Certain factors that could cause actual results to differ materially from those anticipated in the forward-looking statements include, but are not limited to, risks associated with general economic conditions, risks associated with Bombardier’s business environment (such as risks associated with the financial condition of the airline industry and rail industry, political instability and force majeure), operational risks (such as risks related to developing new products and services; fixed-price commitments and production and project execution; doing business with partners; product performance warranty and casualty claim losses; regulatory and legal proceedings; the environment; dependence on certain customers and suppliers; human resources), financing risks (such as risks related to liquidity and access to capital markets, retirement benefit plan risk, exposure to credit risk, certain restrictive debt covenants, financing support provided for the benefit of certain customers and reliance on government support); the conditions to completion of the transaction with CDPQ not being satisfied; failure to receive third party, regulatory and other approvals; changes in the terms of the transaction with CDPQ; and market risks (such as risks related to foreign currency fluctuations, changing interest rates, decreases in residual values and increases in commodity prices). For more details, see the Risks and uncertainties section in Other in the MD&A of Bombardier’s financial report for the fiscal year ended December 31, 2014. Readers are cautioned that the foregoing list of factors that may affect future growth, results and performance is not exhaustive and undue reliance should not be placed on forward-looking statements. The forward-looking statements set forth herein reflect management’s expectations as at the date of this press release and are subject to change after such date. Unless otherwise required by applicable securities laws, Bombardier expressly disclaims any intention, and assumes no obligation to update or revise any forward-looking statements, whether as a result of new information, future events or otherwise. The forward-looking statements contained in this press release are expressly qualified by this cautionary statement.
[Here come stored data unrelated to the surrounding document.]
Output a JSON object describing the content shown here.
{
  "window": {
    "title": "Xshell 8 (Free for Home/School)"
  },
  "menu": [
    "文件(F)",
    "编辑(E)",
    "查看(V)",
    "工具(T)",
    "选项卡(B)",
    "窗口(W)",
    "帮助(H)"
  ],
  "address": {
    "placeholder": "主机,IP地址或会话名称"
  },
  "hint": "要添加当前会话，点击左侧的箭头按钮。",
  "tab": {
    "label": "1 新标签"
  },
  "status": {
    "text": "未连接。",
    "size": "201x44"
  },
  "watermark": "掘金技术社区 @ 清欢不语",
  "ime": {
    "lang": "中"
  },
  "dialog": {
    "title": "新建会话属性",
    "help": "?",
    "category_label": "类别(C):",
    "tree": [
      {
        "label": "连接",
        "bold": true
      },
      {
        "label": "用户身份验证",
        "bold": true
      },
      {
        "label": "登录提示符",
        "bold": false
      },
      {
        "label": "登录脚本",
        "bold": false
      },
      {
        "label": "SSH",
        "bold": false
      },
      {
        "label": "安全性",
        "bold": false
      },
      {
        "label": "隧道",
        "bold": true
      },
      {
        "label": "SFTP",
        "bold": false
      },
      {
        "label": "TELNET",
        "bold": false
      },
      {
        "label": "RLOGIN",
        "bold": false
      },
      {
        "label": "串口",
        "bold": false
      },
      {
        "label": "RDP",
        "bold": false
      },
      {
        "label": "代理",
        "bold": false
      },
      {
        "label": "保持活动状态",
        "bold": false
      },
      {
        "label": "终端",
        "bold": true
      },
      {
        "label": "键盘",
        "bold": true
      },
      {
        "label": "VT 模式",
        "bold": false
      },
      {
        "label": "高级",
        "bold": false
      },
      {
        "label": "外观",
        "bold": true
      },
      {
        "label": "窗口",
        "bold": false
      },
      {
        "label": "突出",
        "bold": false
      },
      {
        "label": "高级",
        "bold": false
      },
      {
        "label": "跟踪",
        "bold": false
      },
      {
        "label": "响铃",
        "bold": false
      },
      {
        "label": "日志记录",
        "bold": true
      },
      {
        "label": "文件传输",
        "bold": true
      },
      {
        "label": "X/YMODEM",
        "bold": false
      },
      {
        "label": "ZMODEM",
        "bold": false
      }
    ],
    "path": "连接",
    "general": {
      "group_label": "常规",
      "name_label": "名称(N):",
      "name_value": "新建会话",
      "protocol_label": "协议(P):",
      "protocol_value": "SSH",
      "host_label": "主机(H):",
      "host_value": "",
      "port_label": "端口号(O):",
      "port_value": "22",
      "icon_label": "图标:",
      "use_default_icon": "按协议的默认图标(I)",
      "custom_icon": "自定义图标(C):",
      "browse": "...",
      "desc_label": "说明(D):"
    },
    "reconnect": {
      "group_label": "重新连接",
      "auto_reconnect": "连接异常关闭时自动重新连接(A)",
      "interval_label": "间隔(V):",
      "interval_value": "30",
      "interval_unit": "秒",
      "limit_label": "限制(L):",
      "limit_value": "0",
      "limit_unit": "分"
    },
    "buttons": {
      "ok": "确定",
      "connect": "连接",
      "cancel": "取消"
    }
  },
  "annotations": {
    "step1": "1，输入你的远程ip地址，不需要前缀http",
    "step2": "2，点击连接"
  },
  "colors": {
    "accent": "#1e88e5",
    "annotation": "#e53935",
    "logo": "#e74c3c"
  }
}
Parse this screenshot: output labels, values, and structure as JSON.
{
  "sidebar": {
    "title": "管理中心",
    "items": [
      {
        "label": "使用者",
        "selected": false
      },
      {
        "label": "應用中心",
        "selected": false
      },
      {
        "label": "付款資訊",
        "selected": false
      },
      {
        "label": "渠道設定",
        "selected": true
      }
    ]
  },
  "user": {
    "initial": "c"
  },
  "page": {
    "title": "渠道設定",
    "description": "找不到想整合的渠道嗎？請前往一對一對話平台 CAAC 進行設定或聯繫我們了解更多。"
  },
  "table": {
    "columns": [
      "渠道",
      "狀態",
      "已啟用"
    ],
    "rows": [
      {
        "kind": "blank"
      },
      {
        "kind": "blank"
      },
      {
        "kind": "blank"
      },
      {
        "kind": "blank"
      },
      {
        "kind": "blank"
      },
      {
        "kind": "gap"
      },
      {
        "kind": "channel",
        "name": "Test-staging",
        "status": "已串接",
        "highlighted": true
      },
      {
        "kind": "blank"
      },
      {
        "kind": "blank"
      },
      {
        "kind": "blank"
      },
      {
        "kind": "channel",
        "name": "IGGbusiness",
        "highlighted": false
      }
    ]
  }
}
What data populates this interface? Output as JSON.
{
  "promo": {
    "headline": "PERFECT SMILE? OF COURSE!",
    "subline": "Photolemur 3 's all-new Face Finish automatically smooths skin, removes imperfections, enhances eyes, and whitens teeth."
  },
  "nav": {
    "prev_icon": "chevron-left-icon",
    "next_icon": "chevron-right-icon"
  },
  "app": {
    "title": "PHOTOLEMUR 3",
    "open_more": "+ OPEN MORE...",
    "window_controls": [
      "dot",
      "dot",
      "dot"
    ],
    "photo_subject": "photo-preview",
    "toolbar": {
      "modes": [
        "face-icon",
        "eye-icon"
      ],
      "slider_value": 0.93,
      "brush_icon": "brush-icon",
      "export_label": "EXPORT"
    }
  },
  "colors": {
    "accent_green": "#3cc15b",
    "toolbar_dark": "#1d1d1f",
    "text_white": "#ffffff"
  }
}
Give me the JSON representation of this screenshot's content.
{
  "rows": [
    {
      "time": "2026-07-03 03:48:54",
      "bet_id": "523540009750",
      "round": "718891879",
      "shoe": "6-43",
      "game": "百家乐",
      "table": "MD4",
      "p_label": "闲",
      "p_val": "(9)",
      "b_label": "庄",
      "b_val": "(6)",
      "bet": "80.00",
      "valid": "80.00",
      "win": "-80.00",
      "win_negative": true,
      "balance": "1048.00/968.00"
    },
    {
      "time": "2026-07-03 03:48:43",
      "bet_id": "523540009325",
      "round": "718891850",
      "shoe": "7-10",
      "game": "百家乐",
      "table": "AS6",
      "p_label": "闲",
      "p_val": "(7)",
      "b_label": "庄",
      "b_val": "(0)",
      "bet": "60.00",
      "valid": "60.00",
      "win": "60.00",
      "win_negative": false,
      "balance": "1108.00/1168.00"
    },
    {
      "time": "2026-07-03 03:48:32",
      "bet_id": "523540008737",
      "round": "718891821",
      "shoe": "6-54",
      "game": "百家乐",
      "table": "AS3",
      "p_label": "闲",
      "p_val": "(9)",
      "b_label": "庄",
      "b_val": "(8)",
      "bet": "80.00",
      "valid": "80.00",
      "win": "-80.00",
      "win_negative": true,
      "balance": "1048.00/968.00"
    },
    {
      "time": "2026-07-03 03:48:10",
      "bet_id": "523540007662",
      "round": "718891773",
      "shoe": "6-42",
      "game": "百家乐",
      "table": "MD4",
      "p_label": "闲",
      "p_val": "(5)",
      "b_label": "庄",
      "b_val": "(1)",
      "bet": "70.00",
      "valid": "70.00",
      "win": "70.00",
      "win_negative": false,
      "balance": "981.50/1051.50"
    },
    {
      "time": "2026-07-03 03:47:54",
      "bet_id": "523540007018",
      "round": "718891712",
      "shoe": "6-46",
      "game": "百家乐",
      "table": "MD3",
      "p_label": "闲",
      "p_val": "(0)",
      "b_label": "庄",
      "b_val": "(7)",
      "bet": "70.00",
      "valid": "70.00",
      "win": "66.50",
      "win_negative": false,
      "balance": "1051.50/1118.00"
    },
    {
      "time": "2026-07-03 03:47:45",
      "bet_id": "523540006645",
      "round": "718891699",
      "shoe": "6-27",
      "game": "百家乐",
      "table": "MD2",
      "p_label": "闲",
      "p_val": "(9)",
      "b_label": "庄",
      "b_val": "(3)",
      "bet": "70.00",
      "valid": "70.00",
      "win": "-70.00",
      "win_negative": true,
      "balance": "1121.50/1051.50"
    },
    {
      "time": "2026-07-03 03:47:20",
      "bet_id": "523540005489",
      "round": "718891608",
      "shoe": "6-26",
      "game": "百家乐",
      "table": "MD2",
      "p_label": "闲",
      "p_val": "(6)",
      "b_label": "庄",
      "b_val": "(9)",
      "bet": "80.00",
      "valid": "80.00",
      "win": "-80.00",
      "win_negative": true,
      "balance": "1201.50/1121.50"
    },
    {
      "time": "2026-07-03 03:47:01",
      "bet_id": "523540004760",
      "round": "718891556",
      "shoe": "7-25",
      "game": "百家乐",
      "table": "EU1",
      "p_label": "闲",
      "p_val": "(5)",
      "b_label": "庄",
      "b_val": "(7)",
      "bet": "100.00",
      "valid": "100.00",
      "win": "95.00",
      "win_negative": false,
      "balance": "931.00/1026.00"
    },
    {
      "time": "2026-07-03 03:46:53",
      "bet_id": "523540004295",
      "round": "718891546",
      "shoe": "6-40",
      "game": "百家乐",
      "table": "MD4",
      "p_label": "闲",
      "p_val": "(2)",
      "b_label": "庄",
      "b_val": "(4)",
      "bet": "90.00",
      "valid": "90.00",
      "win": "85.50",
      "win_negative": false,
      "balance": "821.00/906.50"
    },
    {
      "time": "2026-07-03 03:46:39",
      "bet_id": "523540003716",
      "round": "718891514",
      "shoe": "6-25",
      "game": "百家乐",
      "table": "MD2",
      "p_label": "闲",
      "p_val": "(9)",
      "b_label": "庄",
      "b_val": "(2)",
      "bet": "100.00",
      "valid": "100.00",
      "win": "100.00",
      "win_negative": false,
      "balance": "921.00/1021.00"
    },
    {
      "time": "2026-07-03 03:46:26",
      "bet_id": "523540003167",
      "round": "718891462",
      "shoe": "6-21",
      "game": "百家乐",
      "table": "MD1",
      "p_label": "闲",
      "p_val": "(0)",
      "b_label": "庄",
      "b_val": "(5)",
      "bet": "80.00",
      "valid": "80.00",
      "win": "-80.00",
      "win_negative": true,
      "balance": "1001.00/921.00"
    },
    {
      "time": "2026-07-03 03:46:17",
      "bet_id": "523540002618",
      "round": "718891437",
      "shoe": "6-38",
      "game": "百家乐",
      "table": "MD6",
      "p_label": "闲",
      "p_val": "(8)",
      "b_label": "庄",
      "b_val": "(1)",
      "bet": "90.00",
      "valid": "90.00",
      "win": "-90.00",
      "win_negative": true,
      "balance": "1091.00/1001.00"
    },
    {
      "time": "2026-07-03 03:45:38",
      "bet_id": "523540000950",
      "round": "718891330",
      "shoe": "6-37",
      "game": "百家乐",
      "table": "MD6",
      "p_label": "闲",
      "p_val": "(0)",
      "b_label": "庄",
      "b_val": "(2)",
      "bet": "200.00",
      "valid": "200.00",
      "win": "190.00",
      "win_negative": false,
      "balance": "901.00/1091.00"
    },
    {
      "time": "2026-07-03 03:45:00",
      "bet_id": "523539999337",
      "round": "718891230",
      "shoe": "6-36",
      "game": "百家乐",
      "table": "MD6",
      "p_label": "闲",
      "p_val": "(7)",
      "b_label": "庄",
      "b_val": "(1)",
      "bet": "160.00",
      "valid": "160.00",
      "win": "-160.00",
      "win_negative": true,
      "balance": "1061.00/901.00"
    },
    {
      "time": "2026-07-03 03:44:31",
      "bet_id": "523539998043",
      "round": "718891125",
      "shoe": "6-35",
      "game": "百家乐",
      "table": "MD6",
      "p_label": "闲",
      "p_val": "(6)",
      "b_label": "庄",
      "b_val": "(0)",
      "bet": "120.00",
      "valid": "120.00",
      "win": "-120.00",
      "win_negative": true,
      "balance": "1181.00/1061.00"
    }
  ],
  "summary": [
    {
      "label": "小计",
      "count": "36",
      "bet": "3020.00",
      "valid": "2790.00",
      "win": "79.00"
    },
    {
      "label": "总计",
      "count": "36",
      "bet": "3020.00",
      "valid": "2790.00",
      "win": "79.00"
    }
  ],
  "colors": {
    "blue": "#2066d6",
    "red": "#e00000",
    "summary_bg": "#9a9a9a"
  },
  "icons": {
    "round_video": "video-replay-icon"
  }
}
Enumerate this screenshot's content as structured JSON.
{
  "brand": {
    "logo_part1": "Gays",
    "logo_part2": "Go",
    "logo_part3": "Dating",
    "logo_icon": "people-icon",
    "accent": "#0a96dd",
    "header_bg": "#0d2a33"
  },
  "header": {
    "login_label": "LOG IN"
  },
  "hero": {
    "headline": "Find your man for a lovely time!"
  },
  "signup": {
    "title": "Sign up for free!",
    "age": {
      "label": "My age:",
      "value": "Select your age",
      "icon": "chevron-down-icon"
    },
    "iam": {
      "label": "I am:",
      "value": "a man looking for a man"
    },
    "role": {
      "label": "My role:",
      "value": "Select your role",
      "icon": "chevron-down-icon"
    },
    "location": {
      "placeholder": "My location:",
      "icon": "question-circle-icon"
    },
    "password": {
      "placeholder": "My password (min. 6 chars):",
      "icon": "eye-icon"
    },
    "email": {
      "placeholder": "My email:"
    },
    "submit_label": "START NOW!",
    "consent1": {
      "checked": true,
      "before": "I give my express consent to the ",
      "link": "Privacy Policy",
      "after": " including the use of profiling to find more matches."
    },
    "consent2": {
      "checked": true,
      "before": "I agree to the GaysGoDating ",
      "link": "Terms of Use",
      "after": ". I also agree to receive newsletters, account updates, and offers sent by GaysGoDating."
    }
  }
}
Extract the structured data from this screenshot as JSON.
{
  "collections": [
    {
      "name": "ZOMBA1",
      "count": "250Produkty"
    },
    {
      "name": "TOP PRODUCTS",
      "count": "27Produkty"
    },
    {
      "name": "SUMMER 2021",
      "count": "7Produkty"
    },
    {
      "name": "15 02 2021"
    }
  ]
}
Caution regarding non-GAAP measures
This press release is based on reported earnings in accordance with International Financial Reporting Standards (IFRS). Reference to generally accepted accounting principles (GAAP) means IFRS, unless indicated otherwise. This press release is also based on non-GAAP financial measures including EBITDA, EBIT before special items and EBITDA before special items, adjusted net income, adjusted earnings per share and free cash flow. These non-GAAP measures are mainly derived from the interim consolidated financial statements but do not have standardized meanings prescribed by IFRS; therefore, others using these terms may define them differently. Management believes that providing certain non-GAAP performance measures, in addition to IFRS measures, provides users of our interim financial report with enhanced understanding of the results and related trends and increases the transparency and clarity of the core results of the business. Refer to the Non-GAAP financial measures and Liquidity and capital resources sections in Overview and each reporting segments' Analysis of results sections in the Corporation’s MD&A for definitions of these metrics and reconciliations to the most comparable IFRS measures.